General Discussion
In reply to the discussion: If you have not seen The Big Short, I seriously recommend you watch. [View all]jmowreader
(50,557 posts)The Wharton School, a very famous and very good business school, agrees.
http://knowledge.wharton.upenn.edu/article/cdos-are-back-will-they-lead-to-another-financial-crisis/
Let's talk about what a CDO is supposed to be - kind of the mutual fund of the credit derivatives trade. You know what a mutual fund is: someone who has, supposedly, great experience in investing purchases a basket of 20 to 30 stocks and sells shares of the fund. A CDO is the same thing but it's with loans and derivatives - all sorts of them. A CDO creator can buy all sorts of debt of all different kinds for the derivative he is creating - some of these monsters contain mortgage-backed securities on both residential and commercial properties, various kinds of asset-backed securities (same thing as an MBS but with non-mortgage debt), leaseholds, cash, whole mortgages...just anything you want. They then evaluate each loan in the portfolio and place it in one of five categories (slices, or "tranches" - the French word for slices) according to risk. They've been issuing exactly these CDOs since 1987 and, until Mitt Romney figured out you could build a more-balls-than-brains CDO out of subprime loans and sell it at hedge-fund-level interest rates, no one ever heard of CDOs because they weren't a problem at all.

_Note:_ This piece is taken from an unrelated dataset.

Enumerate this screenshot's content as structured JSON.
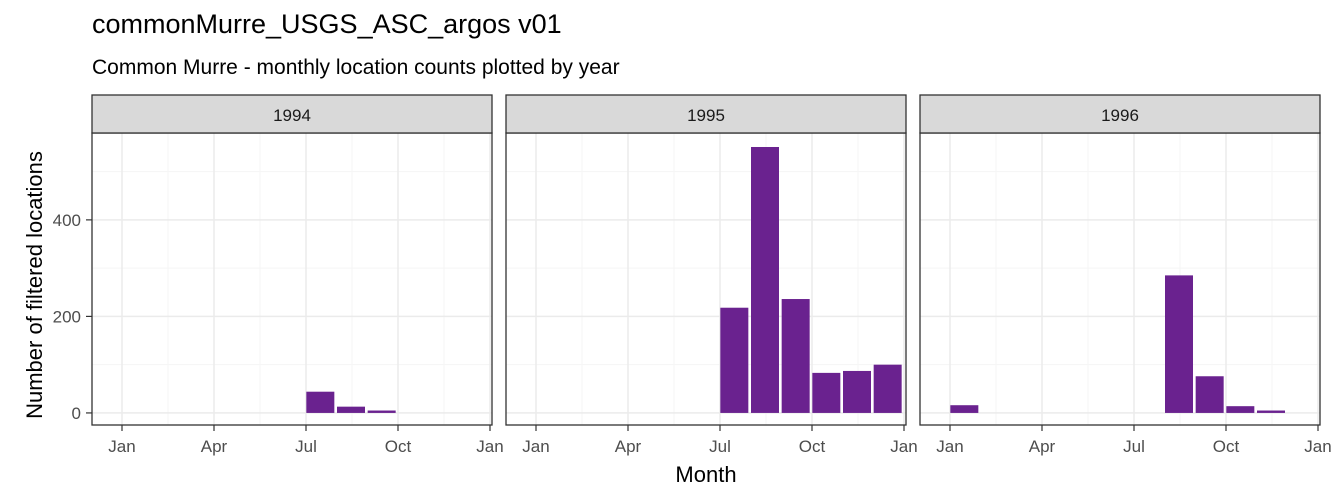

Mitt Romney is the whole key to this mess. He needed a new funding source for his corporate raids (the old ones were breaking rocks) so he decided he could tranche the nastiest subprime crap in the world into one huge pool instead of five. He naturally needed lots of subprime to do this with and the mortgage industry was happy to oblige. And of course they needed lots of expensive houses people couldn't afford to write subprime on, so the builders cooperated. (Why the hell do you think the McMansion craze came about?) And he needed these things rated Triple-A, so the rating agencies cooperated.
No sir. If CDOs are brought back to their roots as diverse investment vehicles, tranched properly and sold to the right investors, it'll be okay.